Номи некоторое время молчала, только успокаивающе гладила по волосам. А потом все-таки заговорила:
– Душа моя, есть способ один, как избежать свадьбы. Да только не проверенный он, волшебный.
– Волшебный?! – встрепенулась я. – А разве существует волшебство?
– Не знаю, душенька, потому и не знаю, подействует ли.
– Рассказывай, Номи, – я отстранилась и с мольбой заглянула ей в глаза. – Если способ существует, я должна знать о нем.
– Расскажу, милая, ничего не утаю, – улыбнулась Номи. – Поведала мне о нем бабушка, той – ее, и так от женщины к женщине в нашем роду. Кто уж первой узнал, не знаю, да и неважно теперь это. Главное, если в сердце любви нет, и не было, можно попросить о ней. Тогда откроется тебе тайна великая, распахнет двери жрица Стрекозы и перенесет тебя в мир иной, поближе к избранному богами.
– Избранному?
– Да, родная. Тому, кто любить тебя больше себя станет. Половинке твоей, самим Мирозданием подаренной. Нужно только попросить, сказать о своем желании. Если настоящее оно, так все и сбудется.

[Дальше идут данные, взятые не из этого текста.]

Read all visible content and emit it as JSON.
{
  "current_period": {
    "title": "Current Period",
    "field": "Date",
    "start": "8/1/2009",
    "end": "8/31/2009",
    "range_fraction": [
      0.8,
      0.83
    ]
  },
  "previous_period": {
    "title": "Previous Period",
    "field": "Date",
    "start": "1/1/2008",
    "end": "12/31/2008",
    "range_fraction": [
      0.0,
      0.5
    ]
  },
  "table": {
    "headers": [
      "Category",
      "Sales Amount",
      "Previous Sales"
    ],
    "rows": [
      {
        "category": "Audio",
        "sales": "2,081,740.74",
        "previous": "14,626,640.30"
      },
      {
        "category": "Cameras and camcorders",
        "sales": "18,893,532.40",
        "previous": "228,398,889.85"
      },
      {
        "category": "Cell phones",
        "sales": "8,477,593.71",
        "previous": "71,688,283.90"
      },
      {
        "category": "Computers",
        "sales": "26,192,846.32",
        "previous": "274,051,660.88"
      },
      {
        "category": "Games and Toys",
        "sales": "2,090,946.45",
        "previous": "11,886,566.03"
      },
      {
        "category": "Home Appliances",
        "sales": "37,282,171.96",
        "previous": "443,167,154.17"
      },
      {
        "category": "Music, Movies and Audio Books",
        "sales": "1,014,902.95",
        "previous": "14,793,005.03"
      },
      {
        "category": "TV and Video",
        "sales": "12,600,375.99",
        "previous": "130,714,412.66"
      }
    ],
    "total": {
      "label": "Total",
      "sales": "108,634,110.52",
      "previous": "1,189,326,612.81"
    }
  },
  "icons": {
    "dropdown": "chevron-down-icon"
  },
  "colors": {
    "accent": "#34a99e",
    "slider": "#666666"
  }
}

Я судорожно помотала головой, чтобы избавиться от сладких мыслей. Даже если все сказанное кормилицей – правда, не могу я этим способом воспользоваться. Ведь тогда под удар семья попадет. Коварный шакал на них всю злобу выместит.
– Взволновали меня слова твои, Нами, да не могу я этим способом воспользоваться. Сама понимаешь, не будет тогда покоя у маменьки с отцом. Так что и говорить о том, смысла нет. Помоги одеться, на ужин пора.

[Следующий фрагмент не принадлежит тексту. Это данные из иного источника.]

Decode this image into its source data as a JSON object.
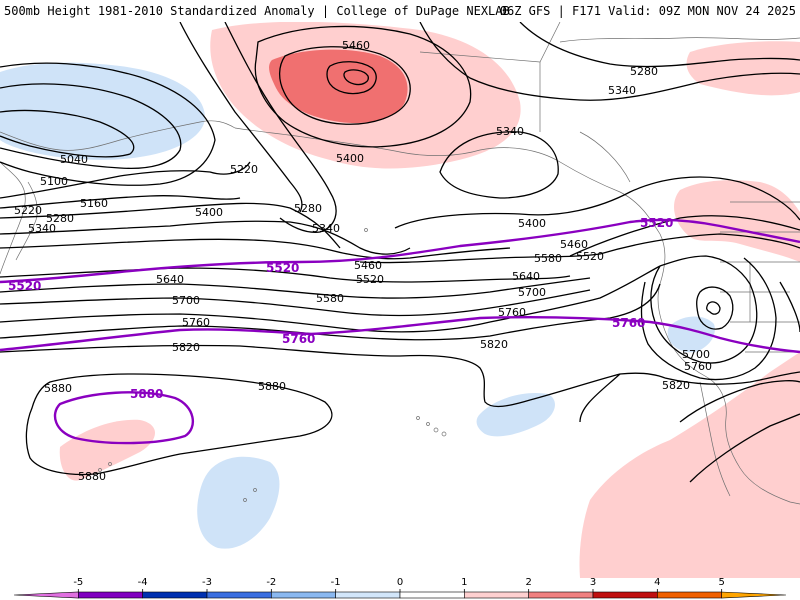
{
  "title_left": "500mb Height 1981-2010 Standardized Anomaly | College of DuPage NEXLAB",
  "title_right": "06Z GFS | F171 Valid: 09Z MON NOV 24 2025",
  "contour_labels": [
    {
      "text": "5460"
    },
    {
      "text": "5280"
    },
    {
      "text": "5340"
    },
    {
      "text": "5340"
    },
    {
      "text": "5400"
    },
    {
      "text": "5040"
    },
    {
      "text": "5100"
    },
    {
      "text": "5220"
    },
    {
      "text": "5160"
    },
    {
      "text": "5280"
    },
    {
      "text": "5220"
    },
    {
      "text": "5280"
    },
    {
      "text": "5340"
    },
    {
      "text": "5400"
    },
    {
      "text": "5340"
    },
    {
      "text": "5400"
    },
    {
      "text": "5460"
    },
    {
      "text": "5460"
    },
    {
      "text": "5520"
    },
    {
      "text": "5580"
    },
    {
      "text": "5520"
    },
    {
      "text": "5640"
    },
    {
      "text": "5580"
    },
    {
      "text": "5640"
    },
    {
      "text": "5700"
    },
    {
      "text": "5700"
    },
    {
      "text": "5760"
    },
    {
      "text": "5760"
    },
    {
      "text": "5820"
    },
    {
      "text": "5820"
    },
    {
      "text": "5880"
    },
    {
      "text": "5880"
    },
    {
      "text": "5880"
    },
    {
      "text": "5700"
    },
    {
      "text": "5760"
    },
    {
      "text": "5820"
    }
  ],
  "highlight_labels": [
    {
      "text": "5520"
    },
    {
      "text": "5520"
    },
    {
      "text": "5520"
    },
    {
      "text": "5760"
    },
    {
      "text": "5760"
    },
    {
      "text": "5880"
    }
  ],
  "colorbar": {
    "ticks": [
      "-5",
      "-4",
      "-3",
      "-2",
      "-1",
      "0",
      "1",
      "2",
      "3",
      "4",
      "5"
    ],
    "colors": [
      "#e070e0",
      "#8000c0",
      "#0030b0",
      "#3a6ee0",
      "#8ab8f0",
      "#d2e6fa",
      "#ffffff",
      "#ffd0d0",
      "#f08080",
      "#c01010",
      "#f06000",
      "#ffa500"
    ]
  },
  "anomaly_colors": {
    "strong_positive": "#f07070",
    "positive": "#ffcfcf",
    "negative": "#cfe3f8"
  },
  "highlight_color": "#8a00c0"
}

– Погоди, душа моя, – остановила Номи. – Самое-то главное я не сказала. Как только ты исчезнешь из нашего мира, так и забудут о тебе все, будто и не было. И отец с матушкой, и я, и сестрица твоя, и слуги, и все, кто знал.
– И Вантес?! – с придыханием спросила я.
– И он, шакал злобный.
– Ох, Номи…, – я в изнеможении упала на кресло. – Заманчиво как, но подумать нужно.
– Подумай, душенька, – кивнула Номи. – Подумай, родная. Время у тебя есть.
Пока кормилица плела косы, помогла надеть платье, я думала. И так, и эдак новое знание в голове ворочала. Да только к ужину решиться не смогла. И Вантесу женой стать страшно, и в мир чужой попасть одной без семьи боязно. Как тут осмелишься?